“What we deplore is not that the gate of western knowledge was thrown open to Indians, but that such knowledge was imported to India at the sacrifice of our own cultural heritage. What was needed was a proper synthesis between the two systems and not neglect, far less destruction, of the Indian base”. Syama Prasad Mukherjee
India has the 6th largest number of World Heritage Sites in the world, 38 in number. There are 30 cultural sites, 7 natural sites, and 1 mixed as recognized by UNESCO.
If you were to stop the average John, Jaani, Janardhan on the road with this story he would shrug it off! In a country struggling under the crushing weight of poverty, illiteracy, and corruption, any mention of heritage is treated with incredulity, “People are dying here and you are talking about preserving history!” Oh no, we are not a nation too high on heritage walks or recording of ruins! The appreciation of glorious history is a luxury, as far as we see it, befitting races that are developed beyond the basic sustenance mark. Those are people who have sublimed beyond survival, with refined antennae for finer levels of cultural assimilation. We are too caught up meanwhile to be watching the back door out of which, unknown to us, our history and heritage are quietly vanishing.
A far greater number of people study Sanskrit outside of India today, for one. Hindustani music and classical dances have more and more takers outside the country. The most authoritative and best-researched books on our history, our culture, and our socio-religious nuances are written by non-Indians. We are oblivious, indifferent, and dismissive of our phenomenal legacy. If pushed, most Indians will claim a sense of pride in what is known as the “5000-year continuous civilization” but scratch some more, and the shocking fault lines will show up.
In a typical Indian home, any talk of the hoary past is synonymous with excavating buried ghosts and likely to invite impatience! There is little sense of lineage or history inculcated in the children. Most learn from watching their family elders who do not respect or recall family lore. The contempt for what has gone before extends into schools and colleges where History and Sociology are trashed as subjects inferior to the analytical Sciences and requiring only rote memory at that. There is nil acknowledgment of the urgent need to infect the new generations with the desire to claim, take charge of, and guard their own historical narrative.
We forget that we are only as good as our stories. And to grow unscathed beyond our diversity, we have to come to grips with our past, outlined in our own idiom. To move forward with vigor and conviction, we need to constantly look back at our common cultural wealth. Those are our survival coordinates. It will give us strength and lasting power to know and interpret our monuments, our sites, our deities, our traditions, our beliefs ourselves rather than have others tell us what we are about.
How wretched must our children feel on foreign campuses, to meet others who perhaps knew more about their history and heritage than they did? How did our records come to be in such a terrible state of disrepair? It is no secret that we hang clotheslines on archive balconies and house our historical treasures in rooms with broken windows and leaky roofs. Pigeon poop on priceless papers is not unusual and the less said about the ill-trained and destructive staff, the better.

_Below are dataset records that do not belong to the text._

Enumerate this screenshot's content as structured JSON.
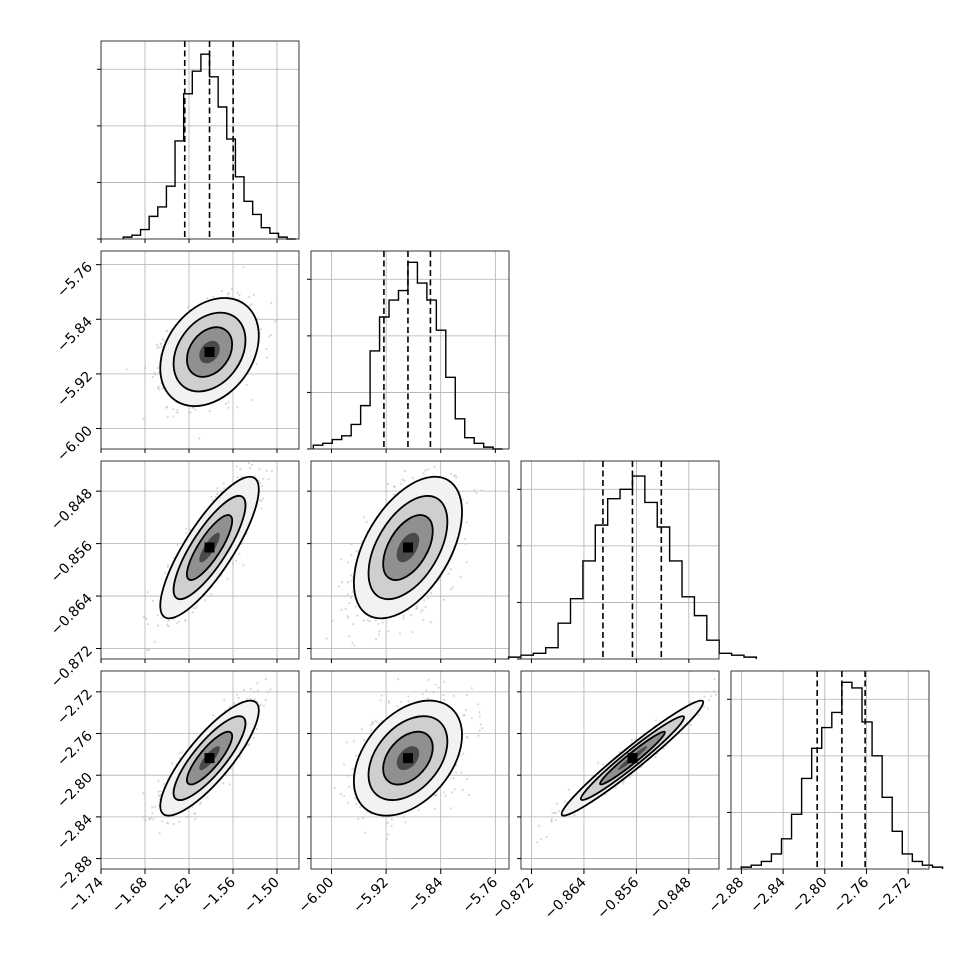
{
  "chart_data": {
    "type": "corner",
    "grid": true,
    "parameters": [
      {
        "ticks": [
          "−1.74",
          "−1.68",
          "−1.62",
          "−1.56",
          "−1.50"
        ],
        "tick_values": [
          -1.74,
          -1.68,
          -1.62,
          -1.56,
          -1.5
        ],
        "range": [
          -1.74,
          -1.47
        ],
        "quantiles": [
          -1.6258,
          -1.592,
          -1.5598
        ],
        "mean": -1.592,
        "std": 0.028,
        "hist": [
          0.01,
          0.02,
          0.05,
          0.12,
          0.17,
          0.28,
          0.52,
          0.77,
          0.89,
          0.98,
          0.86,
          0.7,
          0.53,
          0.33,
          0.2,
          0.13,
          0.06,
          0.03,
          0.01,
          0.0
        ]
      },
      {
        "ticks": [
          "−6.00",
          "−5.92",
          "−5.84",
          "−5.76"
        ],
        "tick_values": [
          -6.0,
          -5.92,
          -5.84,
          -5.76
        ],
        "range": [
          -6.03,
          -5.74
        ],
        "quantiles": [
          -5.9232,
          -5.888,
          -5.8551
        ],
        "mean": -5.888,
        "std": 0.033,
        "hist": [
          0.02,
          0.03,
          0.05,
          0.07,
          0.13,
          0.23,
          0.52,
          0.7,
          0.79,
          0.84,
          0.99,
          0.88,
          0.79,
          0.63,
          0.38,
          0.16,
          0.06,
          0.03,
          0.01,
          0.0
        ]
      },
      {
        "ticks": [
          "−0.872",
          "−0.864",
          "−0.856",
          "−0.848"
        ],
        "tick_values": [
          -0.872,
          -0.864,
          -0.856,
          -0.848
        ],
        "range": [
          -0.8736,
          -0.8434
        ],
        "quantiles": [
          -0.8611,
          -0.8566,
          -0.8522
        ],
        "mean": -0.8566,
        "std": 0.0045,
        "hist": [
          0.01,
          0.02,
          0.03,
          0.06,
          0.19,
          0.32,
          0.52,
          0.71,
          0.85,
          0.9,
          0.97,
          0.83,
          0.7,
          0.52,
          0.33,
          0.23,
          0.1,
          0.03,
          0.02,
          0.01
        ]
      },
      {
        "ticks": [
          "−2.88",
          "−2.84",
          "−2.80",
          "−2.76",
          "−2.72"
        ],
        "tick_values": [
          -2.88,
          -2.84,
          -2.8,
          -2.76,
          -2.72
        ],
        "range": [
          -2.89,
          -2.7
        ],
        "quantiles": [
          -2.8073,
          -2.7836,
          -2.7613
        ],
        "mean": -2.7836,
        "std": 0.023,
        "hist": [
          0.01,
          0.02,
          0.04,
          0.08,
          0.16,
          0.29,
          0.48,
          0.64,
          0.75,
          0.83,
          0.99,
          0.96,
          0.78,
          0.6,
          0.38,
          0.2,
          0.08,
          0.04,
          0.02,
          0.01
        ]
      }
    ],
    "correlations": [
      [
        1.0,
        0.3,
        0.82,
        0.83
      ],
      [
        0.3,
        1.0,
        0.5,
        0.4
      ],
      [
        0.82,
        0.5,
        1.0,
        0.97
      ],
      [
        0.83,
        0.4,
        0.97,
        1.0
      ]
    ],
    "hist_ylim": [
      0,
      1.05
    ],
    "colors": {
      "line": "#000000",
      "scatter": "#b8b8b8",
      "grid": "#b0b0b0"
    }
  }
}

Arguably, of the 1000 plus heritage structures in Delhi alone, many are soot-covered on the inside from the squatters’ chullah smoke!
One does not hear any talk of the crisis need to preserve our heritage sites on any popular and mass forum. The deplorable fact is that there is no domestic laboring or analyzing or applying or studying our past. The Indian National Trust for Art and Cultural Heritage (INTACH) is forever looking for Heritage Walk Leaders to lead their weekend meanders.
I have been on some of their walks with Jaya Basera, Heritage Consultant, and passionate advocate for heritage conservation. The average size of the group she leads is about ten in all, an atom of the ocean that is Delhi! But the stories she relates and the facts she quotes, bring to life an achingly beautiful echo from the days done. Hidden under the dust and grime and foliage are sounds, sights, and smells of a bygone era, a foundation on which we stand today. Ironically, India’s conservation quick fix for all these hauntingly charming monuments is to put a lock at the entrance and keep out the intrepid urinators, dogs, romancing couples, and future cricketers.
Besides funding and expertise for the regular upkeep of heritage properties, the authorities have been struggling to create awareness and a sense of belonging among citizens regarding architectural wealth. Vandalism and defacement are two big challenges that neutralize most conservation efforts. Perhaps we do not cultivate a concern in our zoomers about where we have come from? We are too caught up in the mundane grind to hear historic notes straining to reach us from our crumbling glory? What is the state of our common legacy? In what condition does our combined heritage exist? Noted author and historian Swapna Liddle says, “Though these projects need refinement and not just footfalls, the communities must work in partnership with experts and private parties, where heritage can be a great engine for development. Until we, as stakeholders, take interest and responsibility, preservation is not possible.” The experts are unanimous that unless conservation is liberalized, we have no future, and corporates and civil society need to be equal partners
It costs just fifty bucks to take our kids on one of the heritage walks and sow the seed that might one day fill this void in our national portrait. The truth is that if you were to take away from us our history, literature, culture, we would cease to exist!